Defendant Ross has presented no evidence that there was any restriction on her freedom whatsoever as to render her "in custody, " and to necessitate Miranda warnings. Ross merely asserts that she was in a "custodial environment, " but the circumstances surrounding the interrogation prove otherwise. See, Pelletier, 700 F.3d at 1115 ("Determining whether an environment is coercive enough to be custodial requires an objective inquiry into all of the circumstances surrounding the interrogation." (internal quotations omitted)).

Specifically, Ross was interviewed at her place of employment, at which she had presumably arrived voluntarily, was told by the agents that she could stop talking to the agents or leave at any time, freely left the interview to attend a meeting, and was not placed under arrest. The interviewing agent even asked Ross if conducting an interview at her place of employment was an issue, to which Ross replied, it was not. (Doc. 27-1 at 1)

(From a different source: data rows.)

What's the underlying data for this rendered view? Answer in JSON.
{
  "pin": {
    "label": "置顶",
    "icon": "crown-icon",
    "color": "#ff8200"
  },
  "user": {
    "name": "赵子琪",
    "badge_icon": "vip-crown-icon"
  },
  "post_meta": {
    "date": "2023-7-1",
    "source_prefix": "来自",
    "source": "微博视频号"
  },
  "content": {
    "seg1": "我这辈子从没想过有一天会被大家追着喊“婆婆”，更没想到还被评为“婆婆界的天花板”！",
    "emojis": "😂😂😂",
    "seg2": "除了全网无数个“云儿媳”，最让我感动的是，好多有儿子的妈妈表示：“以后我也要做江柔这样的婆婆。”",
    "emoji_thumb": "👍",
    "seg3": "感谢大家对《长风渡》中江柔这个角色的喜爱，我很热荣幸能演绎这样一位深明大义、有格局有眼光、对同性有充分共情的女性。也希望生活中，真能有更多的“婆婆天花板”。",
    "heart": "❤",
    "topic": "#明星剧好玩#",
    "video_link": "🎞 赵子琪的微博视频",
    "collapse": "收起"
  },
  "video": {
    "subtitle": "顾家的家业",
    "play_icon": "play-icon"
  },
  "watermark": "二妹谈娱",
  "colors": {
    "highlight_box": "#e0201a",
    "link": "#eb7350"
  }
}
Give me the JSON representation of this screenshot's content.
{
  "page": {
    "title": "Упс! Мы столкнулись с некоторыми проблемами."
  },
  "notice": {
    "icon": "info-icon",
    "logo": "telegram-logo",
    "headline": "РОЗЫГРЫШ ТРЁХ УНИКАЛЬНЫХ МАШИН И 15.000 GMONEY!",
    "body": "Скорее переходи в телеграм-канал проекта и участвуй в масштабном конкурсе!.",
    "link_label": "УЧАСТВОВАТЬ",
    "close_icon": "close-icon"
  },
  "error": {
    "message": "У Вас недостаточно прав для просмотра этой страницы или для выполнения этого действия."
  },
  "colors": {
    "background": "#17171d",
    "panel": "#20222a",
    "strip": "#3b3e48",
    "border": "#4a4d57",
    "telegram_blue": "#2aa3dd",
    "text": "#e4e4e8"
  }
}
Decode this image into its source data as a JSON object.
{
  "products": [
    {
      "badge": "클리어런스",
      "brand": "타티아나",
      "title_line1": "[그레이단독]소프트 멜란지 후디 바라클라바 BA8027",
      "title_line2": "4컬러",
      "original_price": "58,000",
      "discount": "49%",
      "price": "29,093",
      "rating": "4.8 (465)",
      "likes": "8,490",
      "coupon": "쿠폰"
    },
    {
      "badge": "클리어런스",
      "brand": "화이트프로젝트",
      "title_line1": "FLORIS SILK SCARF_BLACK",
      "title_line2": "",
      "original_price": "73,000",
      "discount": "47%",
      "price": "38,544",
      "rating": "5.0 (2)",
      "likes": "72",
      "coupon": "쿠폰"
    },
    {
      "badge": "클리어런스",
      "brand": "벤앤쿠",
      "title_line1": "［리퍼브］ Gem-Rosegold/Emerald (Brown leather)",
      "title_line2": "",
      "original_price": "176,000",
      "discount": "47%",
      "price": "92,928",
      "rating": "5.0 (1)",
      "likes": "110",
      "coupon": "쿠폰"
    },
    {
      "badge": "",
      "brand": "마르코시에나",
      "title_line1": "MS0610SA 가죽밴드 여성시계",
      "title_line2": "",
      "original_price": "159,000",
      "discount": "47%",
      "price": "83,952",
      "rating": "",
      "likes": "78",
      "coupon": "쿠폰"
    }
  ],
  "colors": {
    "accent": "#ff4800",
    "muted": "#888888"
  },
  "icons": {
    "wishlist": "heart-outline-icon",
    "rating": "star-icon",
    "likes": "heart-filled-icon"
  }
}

Ross did not present a single shred of evidence that she faced any "inherently coercive pressure" to continue the interview, or that she was not free to leave. No reasonable person would have construed the circumstances faced by Ross as rendering her "in custody." Accordingly, Ross was not entitled to Miranda warnings, and her motion to suppress (Doc. 27) is DENIED.


For the reasons stated above, Defendant Ross' motion to suppress inculpatory statements made on April 2, 2013, and any statements made thereafter (Doc. 27), is DENIED.